先是在就近的镇子好好休整了两天。
连日来风餐露宿、啃草根嚼皮带的日子总算暂时告一段落。当第一口热腾腾的饭菜端上桌时,不少人眼眶都红了。金黄软烂的黄豆、嫩白滑润的豆腐、筋道入味的粉条,再配上几盘刚从地里摘回来的应季瓜果,简简单单几样菜,却比山珍海味还要解馋。
有人拎着衣物跑到镇外的小河边,一头扎进清凉的河水里。
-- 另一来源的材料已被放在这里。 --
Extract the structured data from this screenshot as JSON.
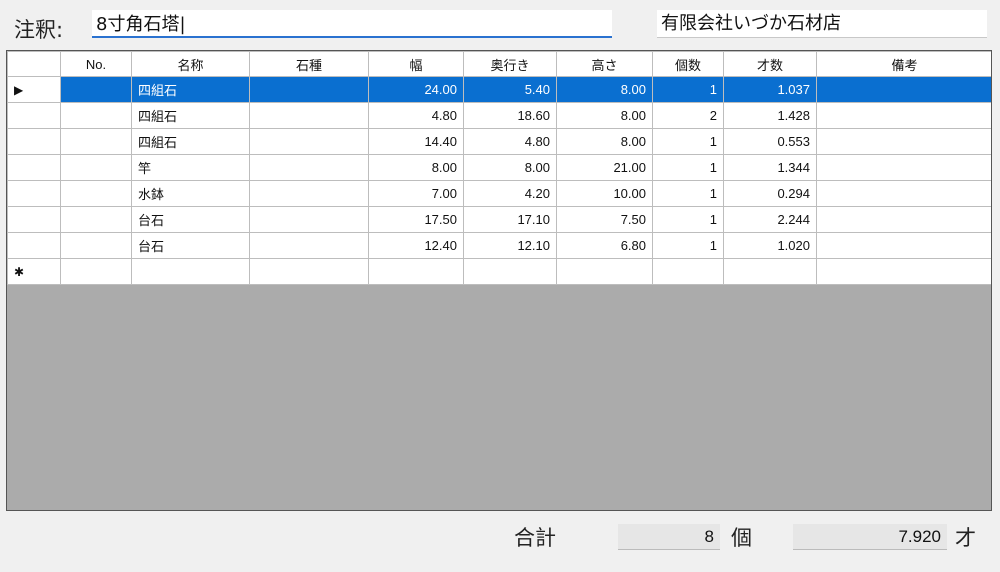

连日的疲惫、尘土、汗臭,随着河水一点点冲刷干净。衣服洗干净晾在石头上,晒得暖烘烘的。只休整一天,每个人的精神面貌便彻底换了模样,眼神亮了,脊背也挺直了。
镇上的妇女们聚在灶边帮忙做饭,一边揉面切菜,一边叽叽喳喳地议论:“这支队伍真是奇怪,来的时候一个个灰头土脸的,这洗了个澡吃了个饭,全变样了,俊的俏的还真不少。”
“那你就再找一个啊,反正你男人都死好几年了。”
“我看是你想留一个吧。”
一些妇人聚在一起,说的都是些虎狼之词。
“瞅你那眼神,看谁都走不动路。”
“我还真看上一个。”
张祈笙此时正在下厨,切着豆腐,食材简单,也要尽量做出花来。把刀工也给安排上了。
一个妇人这时候走了过来,调戏一般的眼神看着张祈笙:“同志,你看嫂子我咋样?”
张祈笙愣了一下,确实没看上,身材倒是可以,该有的都有,但模样年龄方面忒不合适。“嫂子这是要帮忙洗菜吗,挺好的。”
“我也觉得你挺好的,这模样,长的就这么俊呢,这长胡子,看着真稀罕。实话跟你说,嫂子我看上你了,留下来跟我过吧。”
张祈笙连忙拒绝:“那可不行,还要打仗呢,目前没想过成家。”
“留下来跟嫂子过吧,我都守寡好几年了,有三个孩子,你要是留下跟我过,我可疼你了。”
边说话还想着上手。
一旁的人连忙过去拉开:“干什么干什么,这是我们首长,哪个可能会留下来跟你过日子。”
“首长啊,要不说能把这豆腐也给雕出花来了。”
知道是当官的就走开了,要是普通士兵还有可能。当官的,她年龄又大了,长的也一般,有自知之明。
在镇上停留了两天,恢复休整。
两天后,决定拿下腊子口天险。
驻守在腊子口的敌军有两个营,其中一个营扼守隘口,另外一个营配置在隘口后边的谷地。守军在桥头和山崖上构筑碉堡,形成交叉的火力网。此外,敌人在腊子口附近地区还配置了两个师,可随时增援,妄图凭借天险挡住部队的去路。
地形狭窄,无法展开大规模进攻,敌人以逸待劳,凭借地形优势,用机枪封锁独木桥。
张祈笙发布作战任务:“一连二连各分出一半人,于左右两侧攻击。另一半人正面攻击。突击营三连,背面有个崖壁,从崖壁攀登至敌人后侧。
正面的枪声不要停,为崖壁处的三连拖延,争取时间。”
很难打,机枪驾着,又有堡垒,很难攻破。
好在三连里藏着几个攀岩好手,借着夜色掩护,如壁虎一般贴着陡峭崖壁向上攀爬。绳索、匕首、手脚并用,在几乎垂直的山壁上悄无声息地向上挪动。
“给我打。”
从敌人后方突破。
“冲。”
一夜的功夫拿下了腊子口。
敌军附近的两个师给拖住了,过不来。